Стражник головой в пол:
— Сидят, воевода-батюшка, уже почти в ум пришли!
— Вот, когда совсем поумнеют, — отвечает Воевода, — тогда пусть убираются подальше!»
Посмеялись, снова завздыхали.
— Так и до лета досидеть можно, — сказал Ерёма. — Арестант — он есть-пить не просит, сам корм добывает. Да ещё барыш приносит! Я бы стражником был, полную яму одних скоморохов держал, право слово!
— Надо помочь Петрушке уйти отсюда, — решил Кострюк. — Нам, конечно, за него сидеть подоле придётся, да уж, видно, так на роду написано нам с тобой, Ерёма, не нынче оседлыми стать…
— Подумаешь, печаль! — воскликнул Ерёма. — Сорок зим об этом думали, ещё зиму подумаем!
План бегства скоморохи обсудили раз сорок, обо всякой мелочи позаботились, чтобы осечки не вышло.
Гусляр — калика перехожий — всё по базару ходил. Он с Кострюком и Ерёмой каждый день встречался, разговаривали, даже ссорились.
Петруху заставляли в яме с куклами работать — сцены повторять, пальцы разминать, новые скоморошины придумывать.
После болезни, на третий день, когда Петруха ногами окреп, попросил Кострюк стражников вывести парня воздухом подышать.

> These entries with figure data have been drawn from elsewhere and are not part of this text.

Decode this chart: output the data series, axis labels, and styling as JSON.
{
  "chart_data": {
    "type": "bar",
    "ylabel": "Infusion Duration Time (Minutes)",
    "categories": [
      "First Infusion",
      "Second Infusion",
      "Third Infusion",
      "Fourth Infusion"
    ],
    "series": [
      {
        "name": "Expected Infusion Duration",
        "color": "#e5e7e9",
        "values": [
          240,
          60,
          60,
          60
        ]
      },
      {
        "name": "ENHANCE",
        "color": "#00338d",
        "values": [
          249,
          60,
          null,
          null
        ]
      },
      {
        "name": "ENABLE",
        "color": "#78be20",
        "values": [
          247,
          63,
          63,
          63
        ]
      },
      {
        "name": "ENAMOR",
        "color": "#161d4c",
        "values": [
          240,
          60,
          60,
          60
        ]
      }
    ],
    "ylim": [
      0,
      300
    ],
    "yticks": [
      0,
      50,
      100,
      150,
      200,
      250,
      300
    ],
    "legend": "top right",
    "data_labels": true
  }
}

Стражники обрадовались — уж очень болезнь Петрухи их по карману била.
На четвёртый день Петруха с Кострюком пошли в связке. Взяли с собой четыре куклы — Скомороха, Попа, Цыгана и Лошадь. Перед выходом из ямы надели на куклу Скомороха новый колпак — перекроили его из того, что от вора сипатого остался. На самый колпачный кончик бубенец приделали. Скоморох головой мотает — бубенец звенит.

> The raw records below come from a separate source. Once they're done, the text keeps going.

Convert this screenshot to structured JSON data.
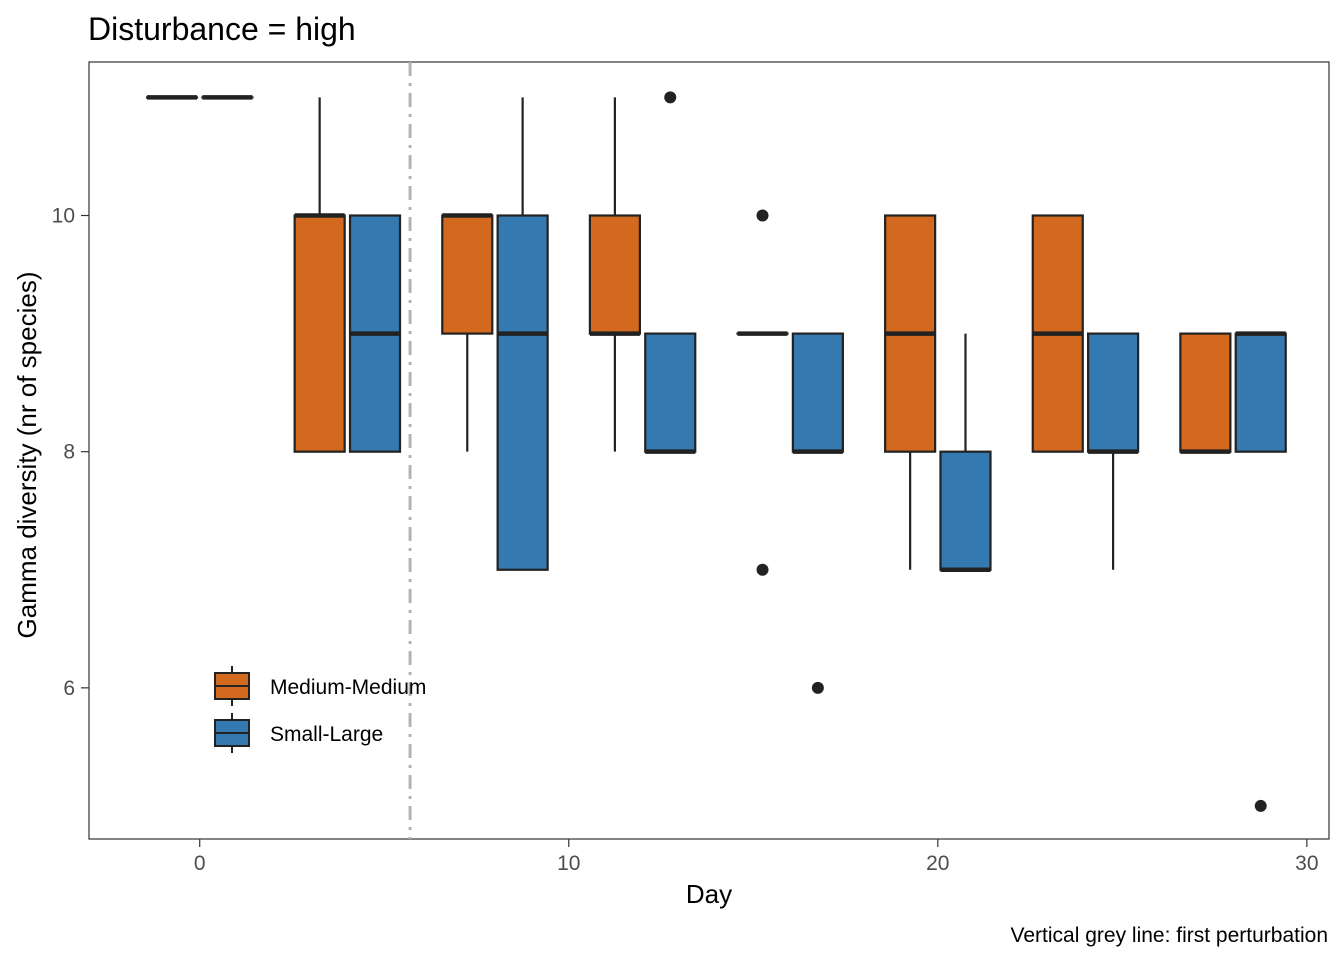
{
  "chart_data": {
    "type": "boxplot",
    "title": "Disturbance = high",
    "xlabel": "Day",
    "ylabel": "Gamma diversity (nr of species)",
    "caption": "Vertical grey line: first perturbation",
    "xlim": [
      -3,
      30.6
    ],
    "ylim": [
      4.72,
      11.3
    ],
    "x_ticks": [
      0,
      10,
      20,
      30
    ],
    "y_ticks": [
      6,
      8,
      10
    ],
    "grid": false,
    "legend_position": "bottom-left inside",
    "reference_line": {
      "x": 5.7,
      "style": "dashed-dot",
      "color": "#b3b3b3"
    },
    "series": [
      {
        "name": "Medium-Medium",
        "color": "#D2691E"
      },
      {
        "name": "Small-Large",
        "color": "#3579B1"
      }
    ],
    "boxes": [
      {
        "series": "Medium-Medium",
        "day": -0.75,
        "min": 11,
        "q1": 11,
        "median": 11,
        "q3": 11,
        "max": 11,
        "outliers": []
      },
      {
        "series": "Small-Large",
        "day": 0.75,
        "min": 11,
        "q1": 11,
        "median": 11,
        "q3": 11,
        "max": 11,
        "outliers": []
      },
      {
        "series": "Medium-Medium",
        "day": 3.25,
        "min": 8,
        "q1": 8,
        "median": 10,
        "q3": 10,
        "max": 11,
        "outliers": []
      },
      {
        "series": "Small-Large",
        "day": 4.75,
        "min": 8,
        "q1": 8,
        "median": 9,
        "q3": 10,
        "max": 10,
        "outliers": []
      },
      {
        "series": "Medium-Medium",
        "day": 7.25,
        "min": 8,
        "q1": 9,
        "median": 10,
        "q3": 10,
        "max": 10,
        "outliers": []
      },
      {
        "series": "Small-Large",
        "day": 8.75,
        "min": 7,
        "q1": 7,
        "median": 9,
        "q3": 10,
        "max": 11,
        "outliers": []
      },
      {
        "series": "Medium-Medium",
        "day": 11.25,
        "min": 8,
        "q1": 9,
        "median": 9,
        "q3": 10,
        "max": 11,
        "outliers": []
      },
      {
        "series": "Small-Large",
        "day": 12.75,
        "min": 8,
        "q1": 8,
        "median": 8,
        "q3": 9,
        "max": 9,
        "outliers": [
          11
        ]
      },
      {
        "series": "Medium-Medium",
        "day": 15.25,
        "min": 9,
        "q1": 9,
        "median": 9,
        "q3": 9,
        "max": 9,
        "outliers": [
          10,
          7
        ]
      },
      {
        "series": "Small-Large",
        "day": 16.75,
        "min": 8,
        "q1": 8,
        "median": 8,
        "q3": 9,
        "max": 9,
        "outliers": [
          6
        ]
      },
      {
        "series": "Medium-Medium",
        "day": 19.25,
        "min": 7,
        "q1": 8,
        "median": 9,
        "q3": 10,
        "max": 10,
        "outliers": []
      },
      {
        "series": "Small-Large",
        "day": 20.75,
        "min": 7,
        "q1": 7,
        "median": 7,
        "q3": 8,
        "max": 9,
        "outliers": []
      },
      {
        "series": "Medium-Medium",
        "day": 23.25,
        "min": 8,
        "q1": 8,
        "median": 9,
        "q3": 10,
        "max": 10,
        "outliers": []
      },
      {
        "series": "Small-Large",
        "day": 24.75,
        "min": 7,
        "q1": 8,
        "median": 8,
        "q3": 9,
        "max": 9,
        "outliers": []
      },
      {
        "series": "Medium-Medium",
        "day": 27.25,
        "min": 8,
        "q1": 8,
        "median": 8,
        "q3": 9,
        "max": 9,
        "outliers": []
      },
      {
        "series": "Small-Large",
        "day": 28.75,
        "min": 8,
        "q1": 8,
        "median": 9,
        "q3": 9,
        "max": 9,
        "outliers": [
          5
        ]
      }
    ]
  }
}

— Пропадай моя голова с колпачком и бубенчиком! — кричит пронзительно, на весь базар, Скоморох.
А пропадать есть отчего: не может Скоморох на Лошадь купленную сесть. Хитрый Цыган сковал Скомороха и Лошадь цепью. Скомороха — за руку, Лошадь — за ногу. Так они и ходят вдвоём — друг друга терзают: то Лошадь тащит Скомороха, то Скоморох тащится за Лошадью.
Эту сценку Кострюк с Петрухой должны были показать возле кузнечного ряда.
С кузнецами всё время велись разговоры — то через гусляра, то через знакомых торговых людей — о том, как быстро сбить цепь с ноги арестанта. И хотя скоморохи, казалось, уже всё сообразили, Кострюк решил ещё одну проверку сделать — на куклах.
— Коли что не так будет получаться, — сказал Ерёма, — кузнецы подскажут. А стражники и не сообразят: подумают, что это просто так, обычные крики…
Кузнецы смотрели кукол, хохотали, дивились скоморошьей несообразительности. Скоморох плакал, бубенчиком тряс и приговаривал:
— Пропадай моя голова с колпачком и бубенчиком! Как только моя лошадь побежит, так я и умру!
— Да раскуйся ты, парень! — крикнул кто-то из кузнецов. — Это же проще простого!
— Как же я раскуюсь, — плаксиво спросил Скоморох, — когда у меня кузницы нет! Кузнецу хорошо, а вот я даже не могу руки поднять… руки поднять…
— Возьми два камня, — посоветовал другой кузнец, — да на один цепку свою положи, а другим по ней стукни.
— Ваши-то цепи слабой спайки, — добавил третий, — шов сразу и треснет. Засовывай в щель клин, бей крепче. С третьего удара звено развалится! Ну, а браслет тебе любой кузнец сымет!